Politiker und Popstars aus der Türkei und Berlin setzen sich gemeinsam für die Rechte von Frauen ein

Wenn es darum geht, Zwangsehen und so genannte Ehrenmorde zu verhindern, arbeiten das Land Berlin und die Türkei immer intensiver zusammen. Bis zum gestrigen Freitag besuchte eine Delegation des türkischen Untersuchungsausschusses zu „Ehrenmorden“ für drei Tage die Stadt. Die Türkische Gemeinde hatte die Politiker und Experten nach Berlin eingeladen, um Erfahrungen auszutauschen und gemeinsam nach Lösungen zu suchen. Sie trafen unter anderen die Integrationsbeauftragten von Bundesregierung und Senat, Innensenator Ehrhart Körting (SPD) und Wirtschaftssenator Harald Wolf (Linkspartei/PDS).

Auch andere Berliner engagieren sich gegen „Ehrenmorde“: Oft sind sie türkischer, arabischer oder kurdischer Herkunft. Der Schöneberger Migrationsexperte Ahmet Dag und die Sivan-Perwer-Stiftung, die mit der Unesco kooperiert, laden am heutigen Sonnabend um 20 Uhr zu einem Konzert gegen Ehrenmorde mit türkischen und kurdischen Popstars ins Tempodrom.

Ehrenmorde seien kein typisch kurdisches, islamisches oder türkisches Phänomen, sagte Yakin Ertürk, UN–Sonderberichterstatterin über Gewalt gegen Frauen. Sie begleitete die türkische Delegation. „Vielmehr sind diese Morde ein soziales Problem.“ Seit etwa zehn Jahren ändere sich die Wahrnehmung in der Türkei, sagte Kenan Kolat, der Vorsitzende der Türkischen Gemeinde Deutschland. Das zeige schon die Existenz des Untersuchungsausschusses zum Thema Ehrenmord. Der erarbeitete die erste Statistik: In den vergangenen fünf Jahren wurden in der Türkei 1091 Morde und Mordversuche um der Ehre willen begangen. Allerdings seien unter den Opfern auch Männer. Denn zu den Mordtaten, die aus verletzter Ehre begangen werden, zählen auch die Tötungsdelikte zwischen verfeindeten Familien.

In Deutschland müsse sich ebenfalls etwas verändern, um Ehrenmorde zu verhindern und die Selbstbestimmung der Frauen voranzutreiben, sagte Yakin Ertürk. Das beginne bei der Integrationspolitik. Migration – auch innerhalb der Türkei, von der Stadt aufs Land – sei ein „Risikofaktor“. Denn viele Migranten hätten Angst, ihre Wurzeln zu verlieren.
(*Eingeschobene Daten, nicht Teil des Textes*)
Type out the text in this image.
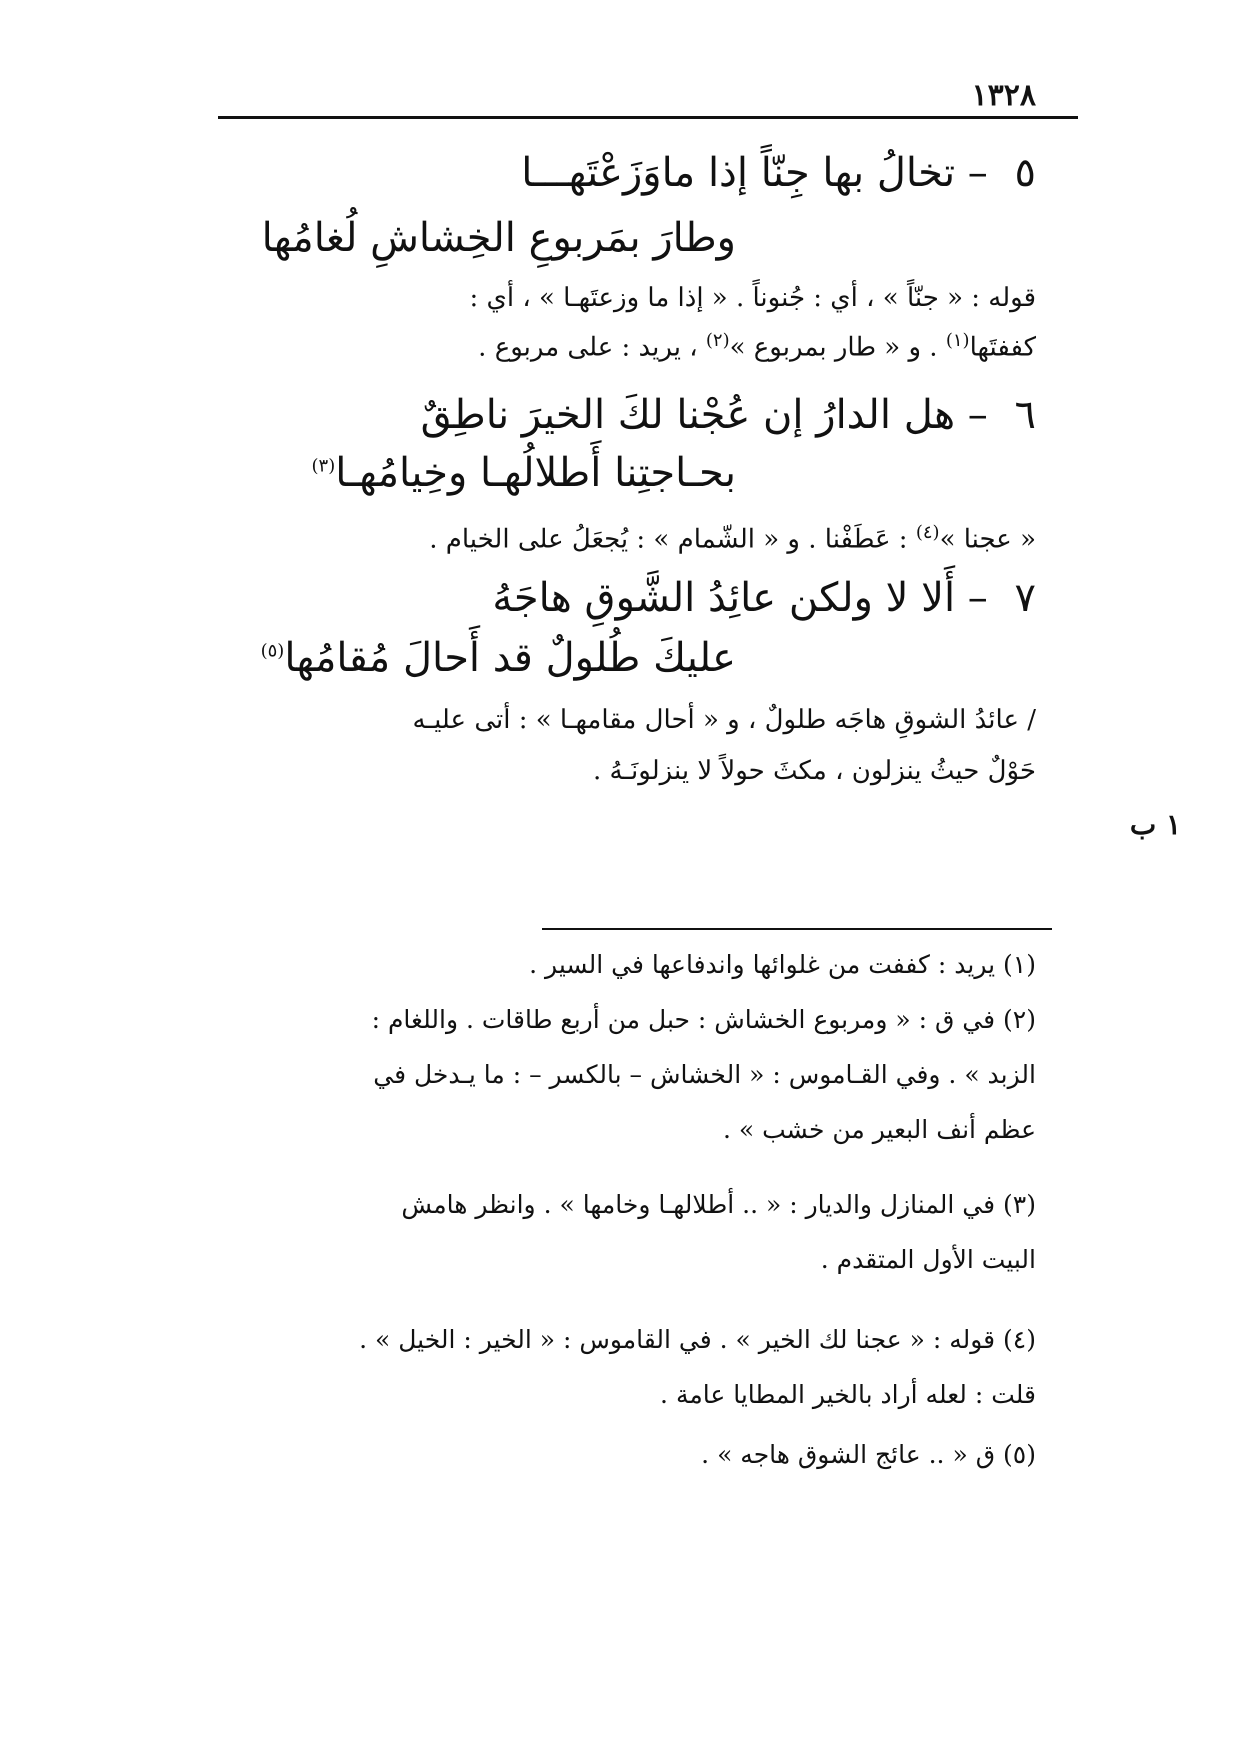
١٣٢٨
٥ – تخالُ بها جِنّاً إذا ماوَزَعْتَهـــا
وطارَ بمَربوعِ الخِشاشِ لُغامُها
قوله : « جنّاً » ، أي : جُنوناً . « إذا ما وزعتَهـا » ، أي :
كففتَها$^{(١)}$ . و « طار بمربوع »$^{(٢)}$ ، يريد : على مربوع .
٦ – هل الدارُ إن عُجْنا لكَ الخيرَ ناطِقٌ
بحـاجتِنا أَطلالُهـا وخِيامُهـا$^{(٣)}$
« عجنا »$^{(٤)}$ : عَطَفْنا . و « الشّمام » : يُجعَلُ على الخيام .
٧ – أَلا لا ولكن عائِدُ الشَّوقِ هاجَهُ
عليكَ طُلولٌ قد أَحالَ مُقامُها$^{(٥)}$
/ عائدُ الشوقِ هاجَه طلولٌ ، و « أحال مقامهـا » : أتى عليـه
حَوْلٌ حيثُ ينزلون ، مكثَ حولاً لا ينزلونَـهُ .
١ ب
(١) يريد : كففت من غلوائها واندفاعها في السير .
(٢) في ق : « ومربوع الخشاش : حبل من أربع طاقات . واللغام :
الزبد » . وفي القـاموس : « الخشاش – بالكسر – : ما يـدخل في
عظم أنف البعير من خشب » .
(٣) في المنازل والديار : « .. أطلالهـا وخامها » . وانظر هامش
البيت الأول المتقدم .
(٤) قوله : « عجنا لك الخير » . في القاموس : « الخير : الخيل » .
قلت : لعله أراد بالخير المطايا عامة .
(٥) ق « .. عائج الشوق هاجه » .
Frauen und Jugendliche zu unterdrücken, sei dann eine Art Verteidigungsstrategie.

Um Sensibilisierung geht es der türkischen Kommission deshalb. In Berlin trafen sie mit Vertretern von türkischen Vereinen zusammen. Aufklärungsarbeit unter ihren Landsleuten leisten auch die Organisatoren des heutigen Konzerts im Tempodrom. „Gemeinsam gegen Ehrenmorde und Gewalt an Frauen“ steht auf den Plakaten der internationalen kurdischen Kulturstiftung des Sängers Sivan Perwer, die überall in der Stadt für das Konzert mit türkischen und kurdischen Popstars werben. Es treten auf: Sivan Perwer selbst, die in der Türkei bekannte Sängerin Rojin und die Folkband Kardes Türküler. Die Künstler reisen aus ganz Deutschland, Europa und Asien für an.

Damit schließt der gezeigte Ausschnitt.